If it sounds like Aaron Lewis is long past defending his Country music pedigree, that would be a correct assessment. Lewis would prefer the music speak for itself and, with the release of SINNER, Lewis’ stunning Dot Records follow-up to his groundbreaking full-length solo debut The Road in 2012, any would-be detractors will be pretty much out of ammo.
Lewis, however, is not. SINNER blasts through today’s Country music doldrums like a shot of 100-proof whiskey, with the singer making zero compromises with either himself or the restrictions of a format that seems to have abandoned its rougher tendencies in favor of pop and ‘70s rock inclinations largely lacking in grit.
“I’d like to think that SINNER is a newer take on classic, traditional Outlaw Country, Waylon and Merle and Willie, and Hank Jr. and Johnny Cash and all that stuff,” says Lewis. “That was the music I heard as a kid, and that’s the Country music that permeated my soul and stuck with me my whole life.”
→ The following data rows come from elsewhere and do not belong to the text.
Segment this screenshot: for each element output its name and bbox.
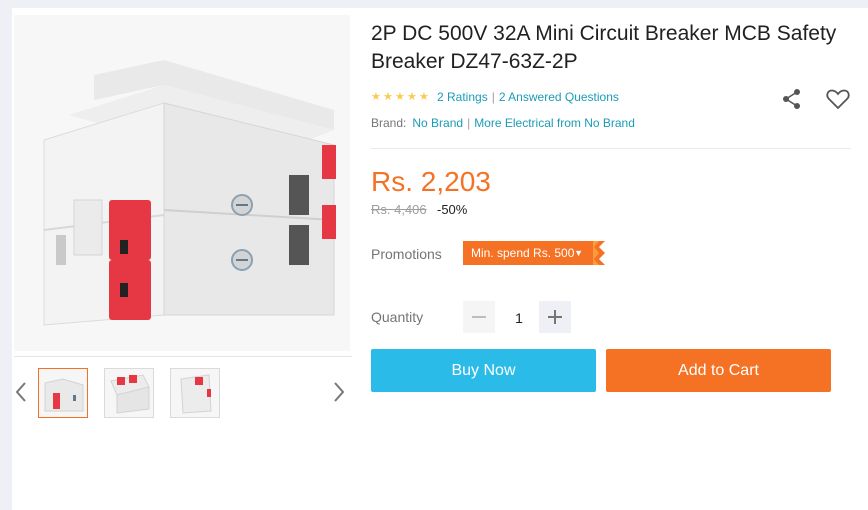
thumbnail-3[interactable] (170, 368, 220, 418)
circuit-breaker-illustration (14, 15, 350, 351)
chevron-right-icon[interactable] (332, 380, 346, 404)
promotion-tag[interactable]: Min. spend Rs. 500 ▼ (463, 241, 605, 265)
chevron-left-icon[interactable] (14, 380, 28, 404)
more-from-brand-link[interactable]: More Electrical from No Brand (474, 116, 635, 130)
current-price: Rs. 2,203 (371, 166, 491, 197)
quantity-input[interactable] (496, 301, 542, 335)
gallery-divider (14, 356, 352, 357)
quantity-decrease-button[interactable] (463, 301, 495, 333)
thumbnail-image (105, 369, 153, 417)
product-title: 2P DC 500V 32A Mini Circuit Breaker MCB … (371, 22, 837, 73)
star-icon: ★ (395, 91, 405, 103)
minus-icon (472, 316, 486, 318)
separator: | (491, 90, 495, 104)
share-icon[interactable] (781, 88, 803, 110)
heart-icon[interactable] (826, 88, 850, 110)
promotions-label: Promotions (371, 246, 442, 262)
discount-badge: -50% (437, 202, 468, 217)
ratings-link[interactable]: 2 Ratings (437, 90, 488, 104)
ratings-row: ★ ★ ★ ★ ★ 2 Ratings | 2 Answered Questio… (371, 89, 619, 105)
thumbnail-1[interactable] (38, 368, 88, 418)
plus-icon (548, 310, 562, 324)
buy-now-button[interactable]: Buy Now (371, 349, 596, 392)
questions-link[interactable]: 2 Answered Questions (499, 90, 619, 104)
thumbnail-2[interactable] (104, 368, 154, 418)
promotion-text: Min. spend Rs. 500 (471, 246, 575, 260)
main-product-image[interactable] (14, 15, 350, 351)
star-icon: ★ (383, 91, 393, 103)
star-icon: ★ (419, 91, 429, 103)
brand-row: Brand: No Brand | More Electrical from N… (371, 116, 635, 130)
section-divider (371, 148, 851, 149)
rating-stars[interactable]: ★ ★ ★ ★ ★ (371, 91, 431, 103)
thumbnail-image (39, 369, 87, 417)
quantity-increase-button[interactable] (539, 301, 571, 333)
original-price: Rs. 4,406 (371, 202, 427, 217)
add-to-cart-button[interactable]: Add to Cart (606, 349, 831, 392)
dropdown-arrow-icon: ▼ (574, 248, 583, 258)
quantity-label: Quantity (371, 309, 424, 325)
separator: | (467, 116, 471, 130)
star-icon: ★ (371, 91, 381, 103)
star-icon: ★ (407, 91, 417, 103)
promotion-tag-text: Min. spend Rs. 500 ▼ (463, 241, 593, 265)
thumbnail-image (171, 369, 219, 417)
brand-link[interactable]: No Brand (412, 116, 463, 130)
brand-label: Brand: (371, 116, 407, 130)
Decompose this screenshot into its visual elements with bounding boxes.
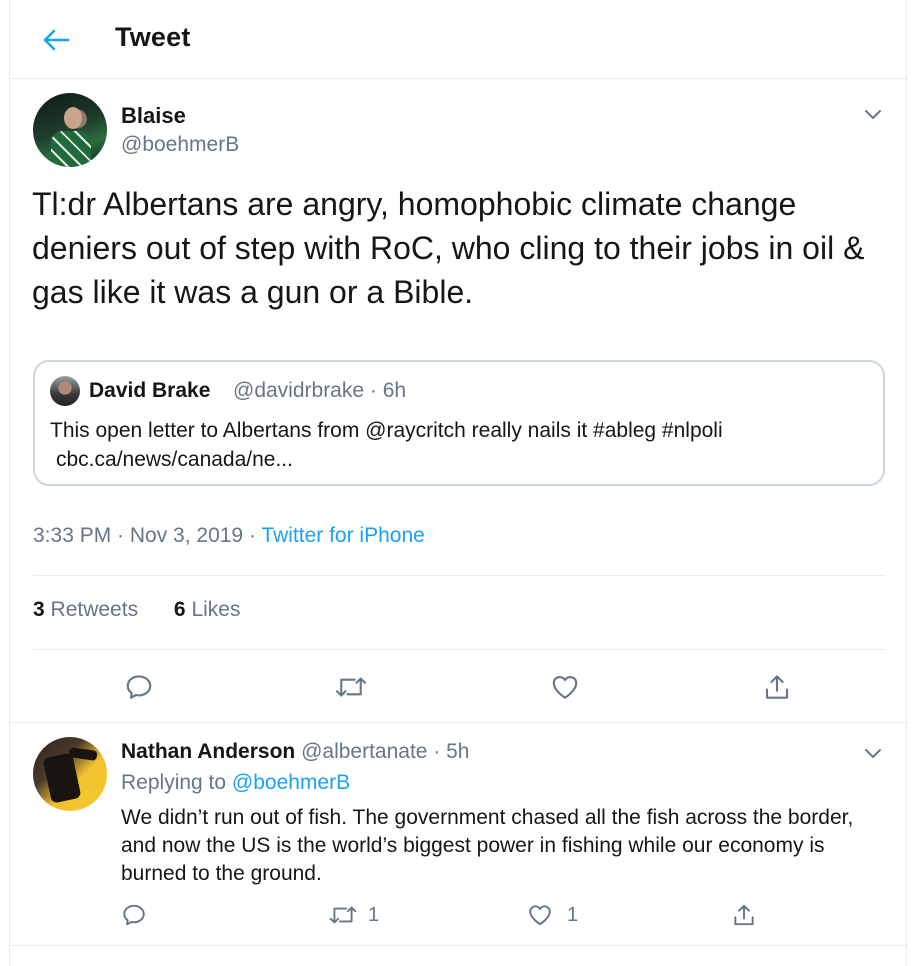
divider [10,722,908,723]
retweet-count: 1 [368,903,380,926]
tweet-page: Tweet Blaise @boehmerB Tl:dr Albertans a… [9,0,908,966]
avatar[interactable] [33,93,107,167]
back-arrow-icon [43,29,70,51]
quoted-tweet[interactable]: David Brake @davidrbrake · 6h This open … [33,360,885,486]
reply-menu-button[interactable] [861,741,885,765]
source-link[interactable]: Twitter for iPhone [261,524,424,547]
tweet-stats: 3 Retweets 6 Likes [33,598,270,622]
share-button[interactable] [731,902,757,928]
replying-to: Replying to @boehmerB [121,771,350,795]
chevron-down-icon [865,110,881,119]
like-button[interactable] [550,672,580,702]
author-handle[interactable]: @boehmerB [121,133,239,157]
back-button[interactable] [36,20,76,60]
reply-icon [126,675,152,699]
retweet-icon [329,906,357,924]
likes-stat[interactable]: 6 Likes [174,598,241,621]
like-icon [529,905,551,926]
quote-author-name: David Brake [89,379,211,402]
likes-count: 6 [173,598,186,621]
divider [10,945,908,946]
quote-link[interactable]: cbc.ca/news/canada/ne... [50,445,870,474]
reply-button[interactable] [121,902,147,928]
like-count: 1 [567,903,579,926]
timestamp-text: 3:33 PM · Nov 3, 2019 · [33,524,262,547]
page-title: Tweet [115,22,191,52]
page-header: Tweet [10,0,908,79]
reply-text: We didn’t run out of fish. The governmen… [121,806,854,885]
likes-label: Likes [191,598,241,621]
chevron-down-icon [865,749,881,758]
retweet-button[interactable] [334,672,368,702]
share-icon [765,675,789,699]
reply-author-meta: @albertanate · 5h [295,740,470,763]
quote-author-meta: @davidrbrake · 6h [233,379,407,402]
retweets-stat[interactable]: 3 Retweets [33,598,138,621]
reply-button[interactable] [124,672,154,702]
reply-author[interactable]: Nathan Anderson @albertanate · 5h [121,740,470,764]
quote-text: This open letter to Albertans from @rayc… [50,416,870,474]
tweet-menu-button[interactable] [861,102,885,126]
retweets-label: Retweets [50,598,139,621]
retweet-button[interactable]: 1 [328,902,379,928]
tweet-text: Tl:dr Albertans are angry, homophobic cl… [32,186,865,310]
tweet-timestamp: 3:33 PM · Nov 3, 2019 · Twitter for iPho… [33,524,425,548]
quote-text-line: This open letter to Albertans from @rayc… [50,419,723,442]
like-button[interactable]: 1 [527,902,578,928]
reply-author-name: Nathan Anderson [121,740,296,763]
retweets-count: 3 [33,598,45,621]
reply-icon [123,904,145,926]
author-name[interactable]: Blaise [121,103,186,129]
share-icon [734,904,754,926]
divider [33,575,885,576]
replying-to-link[interactable]: @boehmerB [232,771,350,794]
like-icon [552,675,578,699]
share-button[interactable] [762,672,792,702]
avatar[interactable] [33,737,107,811]
avatar [50,376,80,406]
replying-label: Replying to [121,771,232,794]
divider [33,649,885,650]
retweet-icon [336,677,366,697]
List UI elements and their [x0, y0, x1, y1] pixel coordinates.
Lewis admits he “didn’t really pay attention to any of the Country music in between” that early Outlaw exposure and his emergence as a new voice for the genre with the release of “Country Boy” on the Town Line EP in 2011. “I was too busy going down the road of one day ending up being in a rock band, and revolting against the music I was basically force-fed as a kid,” he says. “I finally came around full circle, and this music crept back into my life. My plumber at the time bet me that I wouldn’t write a Country song, so I sat down and wrote ‘Country Boy,’ and the rest is history.”